Did you ever stop to think there is one thing about tenacity that never changes? It might sound funny, and even obvious. But it’s true, and bears looking at. Tenacity is always tenacious. That’s the nature of tenacity, right? Tenacity doesn’t let go. It doesn’t lose its grip. It holds on, and it holds on, and on. And even when it changes its object of focus, it’s just as tenacious as ever, right?
Regardless of where you fall on the tenacity scale, you might want to consider this. If there’s a wrong kind of tenacity, can’t there be a right kind? The answer is YES. And my life is living proof. Because when I began to loosen my tenacious grip on the stuff and people I needed to release, I began to transfer my tenacity to Jesus Christ Himself. And the more I found myself gripping onto Him, the more I loosened my grip on the things of this world. The more I followed Him, the more I left behind what I needed to let go.
Do you know how I describe my relationship with the Lord today? I tell people I am as tenacious as a Pit Bull terrier with the Lord. Sound familiar? I’ve simply – and finally – transferred my tenacity from the wrong stuff and wrong people to the right person – the person of Jesus Christ.

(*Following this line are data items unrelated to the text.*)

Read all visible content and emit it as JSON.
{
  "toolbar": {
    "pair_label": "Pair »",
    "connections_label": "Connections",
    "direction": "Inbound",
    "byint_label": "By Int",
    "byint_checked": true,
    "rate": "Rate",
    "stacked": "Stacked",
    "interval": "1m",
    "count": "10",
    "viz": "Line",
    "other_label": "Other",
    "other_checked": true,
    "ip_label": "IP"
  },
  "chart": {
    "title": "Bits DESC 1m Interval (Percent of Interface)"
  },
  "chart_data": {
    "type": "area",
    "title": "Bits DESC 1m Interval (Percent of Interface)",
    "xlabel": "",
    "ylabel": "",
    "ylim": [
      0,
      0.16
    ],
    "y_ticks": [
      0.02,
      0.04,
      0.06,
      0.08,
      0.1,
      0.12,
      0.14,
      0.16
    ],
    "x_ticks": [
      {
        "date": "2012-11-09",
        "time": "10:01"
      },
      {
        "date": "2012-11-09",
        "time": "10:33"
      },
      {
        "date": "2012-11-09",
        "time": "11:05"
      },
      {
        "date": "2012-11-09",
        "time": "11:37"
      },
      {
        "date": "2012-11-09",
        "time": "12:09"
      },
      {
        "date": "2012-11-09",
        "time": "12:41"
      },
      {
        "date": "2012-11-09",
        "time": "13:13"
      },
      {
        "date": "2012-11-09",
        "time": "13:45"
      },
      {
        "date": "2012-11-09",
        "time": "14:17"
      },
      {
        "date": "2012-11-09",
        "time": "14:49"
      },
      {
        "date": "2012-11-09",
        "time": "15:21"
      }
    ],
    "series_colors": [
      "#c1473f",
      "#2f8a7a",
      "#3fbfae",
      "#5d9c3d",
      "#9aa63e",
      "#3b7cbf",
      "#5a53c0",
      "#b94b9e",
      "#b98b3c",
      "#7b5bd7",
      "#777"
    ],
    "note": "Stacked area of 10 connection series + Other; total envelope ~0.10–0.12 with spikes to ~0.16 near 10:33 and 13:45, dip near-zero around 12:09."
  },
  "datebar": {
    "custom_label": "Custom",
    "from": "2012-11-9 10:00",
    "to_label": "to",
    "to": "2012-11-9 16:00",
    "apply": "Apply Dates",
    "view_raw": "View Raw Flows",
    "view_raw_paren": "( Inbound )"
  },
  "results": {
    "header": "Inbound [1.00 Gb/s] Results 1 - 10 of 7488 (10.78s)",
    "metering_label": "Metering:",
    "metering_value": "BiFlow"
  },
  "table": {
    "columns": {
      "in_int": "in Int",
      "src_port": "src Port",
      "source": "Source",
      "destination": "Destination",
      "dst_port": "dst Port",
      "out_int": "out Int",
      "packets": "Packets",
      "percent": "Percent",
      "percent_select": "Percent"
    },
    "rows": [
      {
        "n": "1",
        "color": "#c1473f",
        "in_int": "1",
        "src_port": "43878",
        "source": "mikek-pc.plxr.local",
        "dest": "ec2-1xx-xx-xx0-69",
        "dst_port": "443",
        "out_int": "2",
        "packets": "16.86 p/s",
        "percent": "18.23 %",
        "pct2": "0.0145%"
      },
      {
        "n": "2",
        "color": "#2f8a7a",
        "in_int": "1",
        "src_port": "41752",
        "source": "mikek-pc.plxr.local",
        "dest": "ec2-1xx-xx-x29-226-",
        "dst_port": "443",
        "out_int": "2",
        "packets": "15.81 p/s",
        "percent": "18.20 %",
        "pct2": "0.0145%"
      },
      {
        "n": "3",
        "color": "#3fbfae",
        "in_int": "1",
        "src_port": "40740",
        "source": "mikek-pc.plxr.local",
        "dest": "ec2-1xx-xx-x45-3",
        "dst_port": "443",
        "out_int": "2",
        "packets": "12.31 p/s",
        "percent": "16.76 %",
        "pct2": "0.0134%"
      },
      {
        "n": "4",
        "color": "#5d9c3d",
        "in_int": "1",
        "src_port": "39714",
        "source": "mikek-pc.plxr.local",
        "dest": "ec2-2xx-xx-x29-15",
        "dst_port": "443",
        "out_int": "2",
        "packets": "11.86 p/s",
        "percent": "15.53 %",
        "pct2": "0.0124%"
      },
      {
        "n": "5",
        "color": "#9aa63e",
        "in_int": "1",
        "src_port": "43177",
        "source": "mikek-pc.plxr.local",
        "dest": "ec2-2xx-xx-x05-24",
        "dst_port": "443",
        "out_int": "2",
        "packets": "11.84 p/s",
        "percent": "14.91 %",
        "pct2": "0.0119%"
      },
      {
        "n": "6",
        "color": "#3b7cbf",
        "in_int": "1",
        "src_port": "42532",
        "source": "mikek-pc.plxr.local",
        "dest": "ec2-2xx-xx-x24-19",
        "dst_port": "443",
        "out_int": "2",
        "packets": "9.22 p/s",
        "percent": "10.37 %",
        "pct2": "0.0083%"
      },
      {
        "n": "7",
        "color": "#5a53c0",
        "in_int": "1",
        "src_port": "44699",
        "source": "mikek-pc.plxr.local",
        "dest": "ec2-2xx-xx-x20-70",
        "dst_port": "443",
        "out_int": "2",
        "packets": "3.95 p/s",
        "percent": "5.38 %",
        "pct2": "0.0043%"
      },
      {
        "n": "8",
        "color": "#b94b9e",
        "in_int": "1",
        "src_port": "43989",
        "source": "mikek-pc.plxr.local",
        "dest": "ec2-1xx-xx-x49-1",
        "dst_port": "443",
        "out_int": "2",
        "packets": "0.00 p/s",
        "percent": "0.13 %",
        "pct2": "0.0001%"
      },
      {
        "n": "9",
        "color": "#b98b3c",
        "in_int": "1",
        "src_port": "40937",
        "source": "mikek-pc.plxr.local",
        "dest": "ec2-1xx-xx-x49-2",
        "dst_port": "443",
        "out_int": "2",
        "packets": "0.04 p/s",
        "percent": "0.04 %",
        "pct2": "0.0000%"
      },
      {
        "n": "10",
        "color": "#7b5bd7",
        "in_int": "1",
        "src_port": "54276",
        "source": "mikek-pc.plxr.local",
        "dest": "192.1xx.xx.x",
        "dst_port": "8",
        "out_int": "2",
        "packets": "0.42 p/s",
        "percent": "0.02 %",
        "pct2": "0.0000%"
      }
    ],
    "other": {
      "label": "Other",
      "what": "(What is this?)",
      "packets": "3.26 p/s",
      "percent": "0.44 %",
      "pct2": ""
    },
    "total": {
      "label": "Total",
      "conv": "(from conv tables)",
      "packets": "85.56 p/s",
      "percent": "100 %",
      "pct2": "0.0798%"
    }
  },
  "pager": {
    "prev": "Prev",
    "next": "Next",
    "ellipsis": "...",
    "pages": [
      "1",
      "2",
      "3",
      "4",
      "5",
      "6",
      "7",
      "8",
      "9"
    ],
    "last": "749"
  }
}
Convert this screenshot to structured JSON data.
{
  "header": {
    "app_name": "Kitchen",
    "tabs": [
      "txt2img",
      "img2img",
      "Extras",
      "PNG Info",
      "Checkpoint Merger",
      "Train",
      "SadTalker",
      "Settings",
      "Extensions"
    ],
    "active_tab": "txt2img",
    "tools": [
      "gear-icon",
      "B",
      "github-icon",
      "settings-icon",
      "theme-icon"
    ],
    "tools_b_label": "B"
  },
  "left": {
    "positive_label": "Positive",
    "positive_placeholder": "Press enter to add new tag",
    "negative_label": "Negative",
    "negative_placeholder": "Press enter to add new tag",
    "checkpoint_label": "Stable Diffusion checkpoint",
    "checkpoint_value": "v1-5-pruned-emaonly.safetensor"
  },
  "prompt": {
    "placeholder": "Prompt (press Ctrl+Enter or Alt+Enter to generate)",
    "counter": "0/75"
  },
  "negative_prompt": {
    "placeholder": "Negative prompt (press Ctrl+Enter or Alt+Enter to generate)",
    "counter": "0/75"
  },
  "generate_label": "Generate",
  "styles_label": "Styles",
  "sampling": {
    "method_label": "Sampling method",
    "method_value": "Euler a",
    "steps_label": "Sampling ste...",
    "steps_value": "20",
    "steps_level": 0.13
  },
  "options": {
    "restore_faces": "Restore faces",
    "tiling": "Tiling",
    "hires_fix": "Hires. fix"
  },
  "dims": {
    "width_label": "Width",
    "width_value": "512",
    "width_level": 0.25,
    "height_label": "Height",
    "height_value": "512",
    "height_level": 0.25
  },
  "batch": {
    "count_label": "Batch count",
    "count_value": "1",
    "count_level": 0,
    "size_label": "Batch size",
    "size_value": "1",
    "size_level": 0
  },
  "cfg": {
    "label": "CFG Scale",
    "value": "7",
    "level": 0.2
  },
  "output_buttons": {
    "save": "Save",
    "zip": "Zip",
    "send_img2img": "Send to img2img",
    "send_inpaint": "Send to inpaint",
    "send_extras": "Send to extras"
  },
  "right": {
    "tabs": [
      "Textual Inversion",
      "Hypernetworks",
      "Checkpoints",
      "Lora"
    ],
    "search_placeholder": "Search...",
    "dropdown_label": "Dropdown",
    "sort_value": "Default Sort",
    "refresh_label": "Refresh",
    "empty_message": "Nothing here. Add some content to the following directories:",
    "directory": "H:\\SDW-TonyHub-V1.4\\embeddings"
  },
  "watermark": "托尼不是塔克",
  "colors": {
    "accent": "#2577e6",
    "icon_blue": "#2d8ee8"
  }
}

And with all the tenacity with which I have been endued, I hold onto Him for dear life. My grip gets tighter and tighter. I press into Him more and more. My hunger for Him grows greater and greater. I am thirstier and thirstier for Him. I cling to Him increasingly. I seek Him. I find Him. I seek Him more. I fall in love with Him more and more. I am in hot pursuit of Him. The more I find Him, the more I want more of Him. The more I learn of Him in the Bible, the more I want to know. The more intimacy I have with Him, the more I need, and crave, and chase after.
And the more I hold on for dear life to the Lord, the greater I desire to live according to His ways. The greater I desire to do what the Bible teaches me to do. The more I desire to grow in His image. The more I desire to live the abundant life He has for me. The more I desire to love and serve Him. The more I desire to love my neighbor. The more I desire to pursue the calling He has on my life. The more I desire to live the purpose He has for me on this earth. More, more, more. So tenacious. More of Him.
Tenacious? Absolutely. The right kind of tenacity.
Holding on for dear life of the love of my life.
Jesus the Christ.
Mat 5:6 “Blessed are they which do hunger and thirst after righteousness: for they shall be filled.”
Dear Father, How I love you! THANK YOU, Father, for my tenacity. I guess until now I always thought of it as the world taught me. A problem. I have been criticized for it. I have been judged for it. I have judged myself for it. And I have probably judged others for their tenacity. Forgive me, Father, for not seeing what a blessing tenacity can be. Thank you, Lord, for helping me to let go of all that I held onto. And thank you for allowing me to hold onto you! I cleave to you, Lord. I love you with all my heart. And I pray for the world, Lord, for everyone reading this and for everyone who is not, that they, too, would fall in love with you. That they, too, would give up all they need to let go, and cleave to you. To become dedicated, committed followers of your precious Son, Jesus. How I love you, Lord. Pour out your Holy Spirit upon all flesh, Lord, and let us see your salvation. I pray, for your will on earth as it is in heaven. Amen!